This week’s DMEA covers the launch of an NNPC subsidiary to oversee the establishment and operation of new refineries in Nigeria and Japan’s funding for a major Iraqi project.

State-owned NNPC appointed the board of Nigerian Greenfield Refinery Ltd (NGRL), with the parent firm’s managing director, Mele Kyari, challenging them to bring an end to the country’s reliance on refined product imports.

Kyari said: “As a business, this is a big opportunity for us and this company's balance sheet must change positively. Going forward, with the Petroleum Industry Act (PIA), I can tell you that if you continue to post negative for three years, you are out. So there is really no excuse.”

He added that it was imperative that the country takes control of processing its own crude. “Our company must grow and we can't do well except [when] we are able to process our production, whether it is the liquid or gas. If we don't monetise it then we have done nothing.
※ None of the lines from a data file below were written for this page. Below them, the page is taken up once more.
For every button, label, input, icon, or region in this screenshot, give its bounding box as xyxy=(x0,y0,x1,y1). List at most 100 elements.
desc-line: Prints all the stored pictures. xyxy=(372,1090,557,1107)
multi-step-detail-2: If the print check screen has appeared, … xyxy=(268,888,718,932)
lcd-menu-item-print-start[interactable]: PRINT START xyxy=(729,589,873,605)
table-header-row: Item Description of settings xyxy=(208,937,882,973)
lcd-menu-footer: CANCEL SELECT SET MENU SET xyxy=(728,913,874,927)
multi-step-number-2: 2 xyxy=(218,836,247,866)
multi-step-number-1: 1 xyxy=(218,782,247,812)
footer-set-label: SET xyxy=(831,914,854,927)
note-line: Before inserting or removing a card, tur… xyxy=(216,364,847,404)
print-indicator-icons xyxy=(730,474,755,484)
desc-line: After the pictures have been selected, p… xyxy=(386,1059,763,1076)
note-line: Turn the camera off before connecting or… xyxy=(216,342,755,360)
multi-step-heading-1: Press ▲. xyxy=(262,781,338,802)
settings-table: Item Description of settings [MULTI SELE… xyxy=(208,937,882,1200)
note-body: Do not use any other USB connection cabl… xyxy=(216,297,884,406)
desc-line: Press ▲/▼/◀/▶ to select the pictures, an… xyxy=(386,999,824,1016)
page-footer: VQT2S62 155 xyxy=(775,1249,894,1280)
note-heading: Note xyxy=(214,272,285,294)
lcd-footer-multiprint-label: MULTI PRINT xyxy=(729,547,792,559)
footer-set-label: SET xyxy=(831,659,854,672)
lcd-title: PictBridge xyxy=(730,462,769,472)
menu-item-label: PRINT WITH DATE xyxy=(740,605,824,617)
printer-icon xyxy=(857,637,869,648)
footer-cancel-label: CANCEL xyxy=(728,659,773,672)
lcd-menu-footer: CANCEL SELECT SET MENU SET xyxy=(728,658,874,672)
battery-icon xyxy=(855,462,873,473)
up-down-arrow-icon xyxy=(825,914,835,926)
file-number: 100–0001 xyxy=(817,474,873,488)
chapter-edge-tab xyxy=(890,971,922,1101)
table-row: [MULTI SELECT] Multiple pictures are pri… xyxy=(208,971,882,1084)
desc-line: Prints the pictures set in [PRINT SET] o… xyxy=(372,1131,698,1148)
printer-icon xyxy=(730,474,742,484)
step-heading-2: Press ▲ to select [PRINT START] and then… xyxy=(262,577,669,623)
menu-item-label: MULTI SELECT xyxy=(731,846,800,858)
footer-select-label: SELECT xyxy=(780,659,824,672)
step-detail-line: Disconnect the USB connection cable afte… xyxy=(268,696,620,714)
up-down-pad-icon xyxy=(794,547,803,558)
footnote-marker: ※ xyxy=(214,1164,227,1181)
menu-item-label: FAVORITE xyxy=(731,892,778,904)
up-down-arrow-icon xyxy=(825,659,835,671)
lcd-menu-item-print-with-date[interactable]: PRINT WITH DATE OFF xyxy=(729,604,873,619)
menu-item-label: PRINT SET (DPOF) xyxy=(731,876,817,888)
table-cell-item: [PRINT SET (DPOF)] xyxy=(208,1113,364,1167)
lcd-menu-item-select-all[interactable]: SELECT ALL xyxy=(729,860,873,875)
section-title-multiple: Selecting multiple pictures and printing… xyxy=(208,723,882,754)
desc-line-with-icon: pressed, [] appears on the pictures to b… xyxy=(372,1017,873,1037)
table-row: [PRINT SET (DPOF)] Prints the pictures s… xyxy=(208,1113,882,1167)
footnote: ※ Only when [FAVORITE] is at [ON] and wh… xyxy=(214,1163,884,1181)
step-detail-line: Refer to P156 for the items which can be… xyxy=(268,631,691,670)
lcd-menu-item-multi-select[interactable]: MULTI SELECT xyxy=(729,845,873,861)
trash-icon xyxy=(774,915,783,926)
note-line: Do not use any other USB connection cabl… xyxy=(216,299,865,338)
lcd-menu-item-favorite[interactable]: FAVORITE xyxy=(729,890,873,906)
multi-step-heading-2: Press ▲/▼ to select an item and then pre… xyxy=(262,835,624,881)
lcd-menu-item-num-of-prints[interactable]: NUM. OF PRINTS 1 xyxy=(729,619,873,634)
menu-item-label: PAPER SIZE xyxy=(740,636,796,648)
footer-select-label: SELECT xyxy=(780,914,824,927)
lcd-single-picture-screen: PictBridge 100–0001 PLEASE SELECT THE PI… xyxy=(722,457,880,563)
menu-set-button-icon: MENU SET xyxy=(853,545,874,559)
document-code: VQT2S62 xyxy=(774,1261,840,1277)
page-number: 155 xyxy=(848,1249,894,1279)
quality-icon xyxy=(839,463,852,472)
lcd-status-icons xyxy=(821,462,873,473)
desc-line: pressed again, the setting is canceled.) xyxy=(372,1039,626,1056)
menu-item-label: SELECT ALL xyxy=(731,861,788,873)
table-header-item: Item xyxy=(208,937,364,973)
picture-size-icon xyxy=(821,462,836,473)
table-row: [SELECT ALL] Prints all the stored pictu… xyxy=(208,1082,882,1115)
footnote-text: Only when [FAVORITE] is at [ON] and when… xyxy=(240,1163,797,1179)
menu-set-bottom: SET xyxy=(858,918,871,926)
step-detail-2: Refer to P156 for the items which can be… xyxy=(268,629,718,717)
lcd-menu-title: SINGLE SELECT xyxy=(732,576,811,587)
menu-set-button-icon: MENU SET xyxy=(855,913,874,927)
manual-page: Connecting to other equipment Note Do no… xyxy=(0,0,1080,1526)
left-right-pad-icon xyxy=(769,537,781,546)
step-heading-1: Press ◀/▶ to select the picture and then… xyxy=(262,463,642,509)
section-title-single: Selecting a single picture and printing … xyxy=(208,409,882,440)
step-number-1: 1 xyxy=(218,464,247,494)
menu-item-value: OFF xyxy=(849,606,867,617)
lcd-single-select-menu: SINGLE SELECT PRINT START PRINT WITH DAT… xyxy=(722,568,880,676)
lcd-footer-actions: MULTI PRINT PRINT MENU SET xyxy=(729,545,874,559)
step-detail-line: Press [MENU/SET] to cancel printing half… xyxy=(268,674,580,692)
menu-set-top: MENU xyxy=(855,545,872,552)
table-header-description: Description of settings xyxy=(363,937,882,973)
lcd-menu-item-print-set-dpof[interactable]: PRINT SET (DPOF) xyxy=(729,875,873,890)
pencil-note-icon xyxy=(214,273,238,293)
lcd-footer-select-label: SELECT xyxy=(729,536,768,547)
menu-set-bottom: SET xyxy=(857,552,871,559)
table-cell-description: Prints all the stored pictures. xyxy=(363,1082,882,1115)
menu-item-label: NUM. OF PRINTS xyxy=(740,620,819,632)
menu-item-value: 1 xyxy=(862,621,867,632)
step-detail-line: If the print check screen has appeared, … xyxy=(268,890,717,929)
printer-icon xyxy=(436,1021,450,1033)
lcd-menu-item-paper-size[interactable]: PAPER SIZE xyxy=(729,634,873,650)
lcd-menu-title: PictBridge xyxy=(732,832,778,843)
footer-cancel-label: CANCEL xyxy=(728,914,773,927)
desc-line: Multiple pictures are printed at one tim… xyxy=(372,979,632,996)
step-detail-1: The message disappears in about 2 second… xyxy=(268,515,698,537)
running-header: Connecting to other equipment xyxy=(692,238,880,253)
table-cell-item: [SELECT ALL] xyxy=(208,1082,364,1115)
This is really a new chapter and we are committed to making it work,” he said.

Meanwhile, Japan this week formalised a previous agreement to provide a low-interest loan to Iraq for the Basra Refinery Upgrading Project (BRUP), on which work began earlier this year.

Speaking with his Iraqi counterpart during a meeting in Baghdad this week, Japanese Foreign Minister Toshimitsu Motegi said that Tokyo would extend up to $300mn in loans to assist with the project, which will increase refining capacity from the current 210,000 barrels per day to 280,000 bpd.

Funding will be provided by the Japan International Cooperation Agency (JICA) and follows a mid-2019 agreement with Iraq’s Ministry of Finance for a $1bn loan to upgrade the refinery, which was built in the 1970s.

In October last year, state-owned South Refineries Co. (SRC) awarded a $3.75bn engineering, procurement and construction (EPC) to Japan’s JGC to build a new fluid catalytic cracking (FCC) complex on land adjacent to the existing refinery at Shuaiba.